If but a small part of Mme. Curie’s strength of character and devotion were alive in Europe’s intellectuals, Europe would face a brighter future.
A MAN TO
whom it has been given to bless the world with a great creative idea has no need for the praise of posterity. His very achievement has already conferred a higher boon upon him.
Yet it is good—indeed, it is indispensable—that representatives of all who strive for truth and knowledge should be gathered here today from the four corners of the globe. They are here to bear witness that even in these times of ours, when political passion and brute force hang like swords over the anguished and fearful heads of men, the standard of our ideal search for truth is being held aloft undimmed. This ideal, a bond forever uniting scientists of all times and in all places, was embodied with rare completeness in Max Planck.
Even the Greeks had already conceived the atomistic nature of matter and the concept was raised to a high degree of probability by the scientists of the nineteenth century. But it was Planck’s law of radiation that yielded the first exact determination—independent of other assumptions—of the absolute magnitudes of atoms. More than that, he showed convincingly that in addition to the atomistic structure of matter there is a kind of atomistic structure to energy, governed by the universal constant h, which was introduced by Planck.
This discovery became the basis of all twentieth-century research in physics and has almost entirely conditioned its development ever since. Without this discovery it would not have been possible to establish a workable theory of molecules and atoms and the energy processes that govern their transformations. Moreover, it has shattered the whole framework of classical mechanics and electrodynamics and set science a fresh task: that of finding a new conceptual basis for all physics. Despite remarkable partial gains, the problem is still far from a satisfactory solution.

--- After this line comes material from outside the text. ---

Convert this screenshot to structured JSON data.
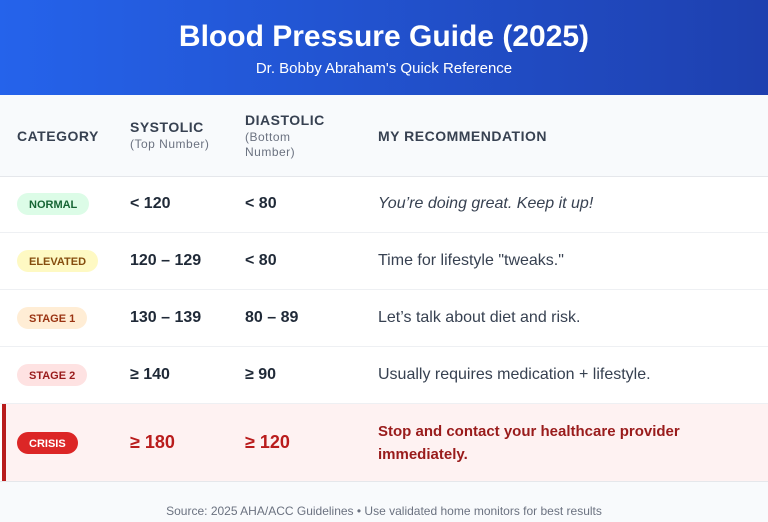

In paying homage to this man the American National Academy of Sciences expresses its hope that free research, for the sake of pure knowledge, may remain unhampered and unimpaired.
THE NEWS OF
Paul Langevin’s death dealt me a greater blow than most of the events of these fateful years, so fraught with disappointment. Why should this have been the case? Was his not a long life, crowded with fruitful creative work—the life of a man in harmony with himself? Was he not widely revered for his keen insight into intellectual problems, universally beloved for his devotion to every good cause, for his understanding kindness toward all creatures? Is there not a certain satisfaction in the fact that natural limits are set to the life of the individual, so that at its conclusion it may appear as a work of art?